Sunday, November 18, 2007

Adhering to Community

I found this section very interesting in reading School of Community (p.93) in light of our revived venture of this common blog.
We can have ideas and opinions that originate in Christian truth, but they are still not the redeeming Christian life. We are called to adhere to and participate in a reality that comes from outside ourselves: the community in which Christ places us.
I am really glad to blog here within a friendship that acknowledges first this life that we are invited to. Our smart judgments will not save the world, but instead "the instrument of the world's conversion is the visible unity of the Christian community." Thus we are back to Fred's insistence on presence as taught by Fr. Giussani.

I was struck by the recent defection of a cloning researcher away from stem-cell research. It can appear that we are not making a dent in such outrages to life, but the consistent witness to the dignity of the human being called by God is undeniable. This tenacity is evidently a fruit of the adherence of the community to Christ living with us.

3 comments:

Dcn Scott Dodge said...

That is what I love so much about Fr. Giussani, he has a way of bringing us back to the event, the encounter, without which all the rest, while not exactly meaningless, is far less meaningful. The other aspect is the requirement to deal with reality, what mystics would call living in the now.

Marie said...

"the instrument of the world's conversion is the visible unity of the Christian community."
I was very struck by this phrase.

"May they be brought to complete unity to let the world know that you sent me and have loved them even as you have loved me." (Jn. 17.23)

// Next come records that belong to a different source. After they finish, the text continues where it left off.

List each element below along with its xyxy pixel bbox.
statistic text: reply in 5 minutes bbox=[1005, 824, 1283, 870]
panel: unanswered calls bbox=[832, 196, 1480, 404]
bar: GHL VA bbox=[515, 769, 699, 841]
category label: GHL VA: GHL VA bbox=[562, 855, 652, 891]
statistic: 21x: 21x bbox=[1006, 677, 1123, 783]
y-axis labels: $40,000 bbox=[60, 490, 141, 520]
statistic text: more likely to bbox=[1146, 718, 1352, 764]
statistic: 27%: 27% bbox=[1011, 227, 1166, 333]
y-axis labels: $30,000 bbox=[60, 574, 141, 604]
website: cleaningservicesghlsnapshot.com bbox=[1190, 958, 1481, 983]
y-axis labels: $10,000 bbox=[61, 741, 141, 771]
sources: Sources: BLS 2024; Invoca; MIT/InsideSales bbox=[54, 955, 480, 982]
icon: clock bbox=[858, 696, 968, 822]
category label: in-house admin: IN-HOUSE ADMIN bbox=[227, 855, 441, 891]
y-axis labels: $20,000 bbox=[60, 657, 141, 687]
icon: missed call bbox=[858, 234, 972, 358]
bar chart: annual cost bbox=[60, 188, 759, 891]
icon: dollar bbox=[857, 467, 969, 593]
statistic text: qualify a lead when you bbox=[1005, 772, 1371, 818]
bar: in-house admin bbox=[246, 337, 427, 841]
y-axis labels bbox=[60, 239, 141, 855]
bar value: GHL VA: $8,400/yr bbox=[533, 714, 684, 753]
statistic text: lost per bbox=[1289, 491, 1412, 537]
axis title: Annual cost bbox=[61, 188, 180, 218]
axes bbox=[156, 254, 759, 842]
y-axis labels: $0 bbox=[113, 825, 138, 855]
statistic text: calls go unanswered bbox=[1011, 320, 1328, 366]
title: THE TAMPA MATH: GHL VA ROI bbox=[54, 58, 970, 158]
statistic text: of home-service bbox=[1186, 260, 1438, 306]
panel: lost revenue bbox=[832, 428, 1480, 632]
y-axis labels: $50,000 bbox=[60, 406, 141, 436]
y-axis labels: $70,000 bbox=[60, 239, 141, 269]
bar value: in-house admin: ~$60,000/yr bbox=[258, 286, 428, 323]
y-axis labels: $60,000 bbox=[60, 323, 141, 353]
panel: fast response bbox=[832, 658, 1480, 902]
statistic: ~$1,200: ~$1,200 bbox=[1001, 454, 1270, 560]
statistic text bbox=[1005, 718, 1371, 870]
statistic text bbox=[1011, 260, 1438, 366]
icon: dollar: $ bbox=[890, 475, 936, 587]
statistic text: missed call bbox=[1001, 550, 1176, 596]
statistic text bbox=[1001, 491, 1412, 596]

Locally we are facing a disunified church due to various trials of late. In my School of Community we have had some discussion of how to address this disunity. It is really no different if we talk about conversion of the world or conversion and healing and reunification of those already in the church. The answer is still the same: the visible unity of the Christian community... and what is unity if not to live love -- for Christ, and for each other because of Christ.

Suzanne said...

Living visible unity is very challenging! It's one thing to forgive others, to pray for others, to love others in one's heart...It's something totally else to live unity visibly. In fact, it strikes me as utterly impossible without the sacraments of the Church. Without the totally free and gratuitous gift of a power that comes from outside of us, we can cling to others out of any number of motives, none of which will sustain us when we come face-to-face with suffering or privation (the Cross, in other words). It seems to me that the path to visible unity goes straight through the Cross. How many things do we sacrifice and endure to break through to Resurrection and Light? It seems to me that we even have to sacrifice other forms of "unity" -- my own ideas of unity, cultural ideas of unity, my friends' ideas of unity, even my family's ideas of unity (you know that part of the Gospel we heard on Sunday about giving up father, mother, children, etc. to receive the hundredfold...).
With regard to the above, a passage in The Journey to Truth is an Experience that I keep returning to again and again is at the bottom of page 26. It makes me understand that "visibly expressed unity" can happen even when we are rejected and seemingly alone. So, Giussani points out that being in community is not an "exterior getting along" but rather an "interior dimension." This is the mysterious unity I am trying to follow at this time in my life.